Failed to attach: Failed to start gdbserver on the device.

Again these apk’s have two different package names and application names. There seems to still be some kind of collision between them however.
The behavior is a bit hard to understand. If I uninstall the applications and reverse the process sometimes I can get AndroidNative2 to launch and then the bad behavior is exhibited on AndroidNative1. Sometimes I get the bad behavior on Both.

If I only have one working then I can continue to uninstall it. or clean rebuild and deploy it. with no issues. but if I then go to the alternate application I get this error often not being able to return to the working one successfully.

Restarting the device has no effect on the behavior.

What am I missing?

Thanks

background;
I’m trying to learn the Tegra NSight for Visual Studio to see if it is a valid tool for some of our development.
Our development all has heavy native components and we are presently trying to evaluate tools the will help us migrate away from the command line tools.

I’ve got some added information; Still an issue but I think I’ve discovered a workaround.
note. I have a non-rooted device. That is to say it isn’t rooted.

This issue is in essence; when I run AnroidNative1 fresh from Visual Studio.

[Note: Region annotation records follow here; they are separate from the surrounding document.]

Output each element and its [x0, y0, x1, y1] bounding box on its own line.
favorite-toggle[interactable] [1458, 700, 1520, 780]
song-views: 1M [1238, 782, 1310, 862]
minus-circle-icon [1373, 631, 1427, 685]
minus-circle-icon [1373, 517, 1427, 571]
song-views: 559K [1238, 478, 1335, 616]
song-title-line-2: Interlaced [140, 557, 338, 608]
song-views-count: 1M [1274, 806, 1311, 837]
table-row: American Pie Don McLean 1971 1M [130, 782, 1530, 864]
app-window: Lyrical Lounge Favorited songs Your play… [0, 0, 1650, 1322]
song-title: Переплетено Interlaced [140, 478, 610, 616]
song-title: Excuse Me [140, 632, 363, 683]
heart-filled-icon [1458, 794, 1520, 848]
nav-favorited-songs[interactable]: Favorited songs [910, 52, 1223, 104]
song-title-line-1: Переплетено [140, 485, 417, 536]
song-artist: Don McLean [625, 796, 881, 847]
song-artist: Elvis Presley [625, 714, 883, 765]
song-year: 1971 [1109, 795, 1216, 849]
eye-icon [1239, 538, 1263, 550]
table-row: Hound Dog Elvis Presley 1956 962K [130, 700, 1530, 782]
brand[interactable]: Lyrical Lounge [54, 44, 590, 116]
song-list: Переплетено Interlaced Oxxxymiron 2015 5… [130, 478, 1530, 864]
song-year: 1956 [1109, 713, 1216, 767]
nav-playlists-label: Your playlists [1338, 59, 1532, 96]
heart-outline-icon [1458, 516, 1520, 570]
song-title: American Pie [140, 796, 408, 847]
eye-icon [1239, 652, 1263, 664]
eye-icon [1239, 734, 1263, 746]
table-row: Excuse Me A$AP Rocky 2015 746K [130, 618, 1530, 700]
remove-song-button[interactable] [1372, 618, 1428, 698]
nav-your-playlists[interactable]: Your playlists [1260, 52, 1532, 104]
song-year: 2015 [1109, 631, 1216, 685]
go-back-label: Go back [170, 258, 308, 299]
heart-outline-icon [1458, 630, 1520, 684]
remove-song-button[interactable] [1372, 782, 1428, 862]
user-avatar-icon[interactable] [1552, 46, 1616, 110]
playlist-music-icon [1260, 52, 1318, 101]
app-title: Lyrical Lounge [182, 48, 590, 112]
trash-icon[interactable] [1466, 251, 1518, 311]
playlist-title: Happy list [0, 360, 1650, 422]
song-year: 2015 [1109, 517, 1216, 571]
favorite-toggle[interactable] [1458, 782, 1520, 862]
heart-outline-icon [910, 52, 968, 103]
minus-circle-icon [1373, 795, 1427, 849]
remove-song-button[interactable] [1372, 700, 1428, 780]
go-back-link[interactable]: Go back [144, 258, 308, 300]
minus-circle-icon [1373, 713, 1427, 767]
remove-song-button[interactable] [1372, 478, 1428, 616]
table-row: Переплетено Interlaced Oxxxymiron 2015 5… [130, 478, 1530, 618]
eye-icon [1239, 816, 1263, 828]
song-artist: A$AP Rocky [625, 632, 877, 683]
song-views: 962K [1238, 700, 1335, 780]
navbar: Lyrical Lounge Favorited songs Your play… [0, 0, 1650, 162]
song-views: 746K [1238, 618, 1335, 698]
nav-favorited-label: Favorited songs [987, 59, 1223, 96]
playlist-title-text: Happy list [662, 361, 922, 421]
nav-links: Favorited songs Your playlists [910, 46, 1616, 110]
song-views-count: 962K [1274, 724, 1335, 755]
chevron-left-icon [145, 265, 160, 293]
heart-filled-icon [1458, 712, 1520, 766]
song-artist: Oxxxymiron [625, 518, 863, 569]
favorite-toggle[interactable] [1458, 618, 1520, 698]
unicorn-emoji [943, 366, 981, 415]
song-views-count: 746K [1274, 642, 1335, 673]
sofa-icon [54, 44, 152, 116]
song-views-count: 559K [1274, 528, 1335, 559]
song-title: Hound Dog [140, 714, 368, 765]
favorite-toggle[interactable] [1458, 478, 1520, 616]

It loads up and fires gdbserver.
When I terminate AndroidNative1 the /data/data/./lib/gdbserver is still running.

via shell: ps-Z|grep gdb
you will get
… … /data/data/./lib/gdbserver
clearly the gdbserver is still running even after all attempts to force stop the application.

So now when I try to run the second application there is a conflict with the still running gdbserver.

The workaround:
In the manifest for AndroidNative1 and AndroidNative2
add the permission

recompile and reload package.
in the adb shell
run-as .
then
am force-stop gdbserver
kill

this will kill the gdbserver and then you are free to run either AndroidNative app.

Clearly there is some issue with the gdbserver not exiting when the application exits.

Would love to know if there is something else I need to do to avoid this issue.

Hi intelzombi,

Nsight Tegra assumes that there would be one gdbserver running on the device when debugging. So before launching debugging, It would check and kill the previous one for the apk. It would fail to kill due to permission issues if you have one running gdbserver for another apk.

Victor

Thanks for the note Victor, Isn’t there a way for NSight to kill the gdbserver instance associated with debug apk at the time the debug instance is terminated. Basically what we have here is a orphaned gdbserver process at the end of a debug session. It’s not quite realistic to assume that developers wouldn’t toggle between applications. I’m surprised I’m the first one to have run across this. So the mistake NSight makes then from your description is that it waits for the debug session to start to check for the gdb server ‘isRunning’ instead of killing the gdb server at the end of the debug session when it still has permissions.

Android continues to intrigue with these little nuances.
Don’t take this as a criticism of your tools. I appreciate the developer plugin for Visual Studio. I’m new NSight Tegra plug in so I guess I just need to learn it’s quirks.

Hugh

Hi intelzombi,

Normally, gdbserver would exit as normal debugging session terminates. But on some occasions, for example, the USB cable is plug off during debugging. gdbserver would be an orphan. Pre-Check before debugging is avoiding this. But after plug off, you just began debugging another apk. The Pre-Check would fail due to permission deny. For this case, you have to manually kill the gdbserver.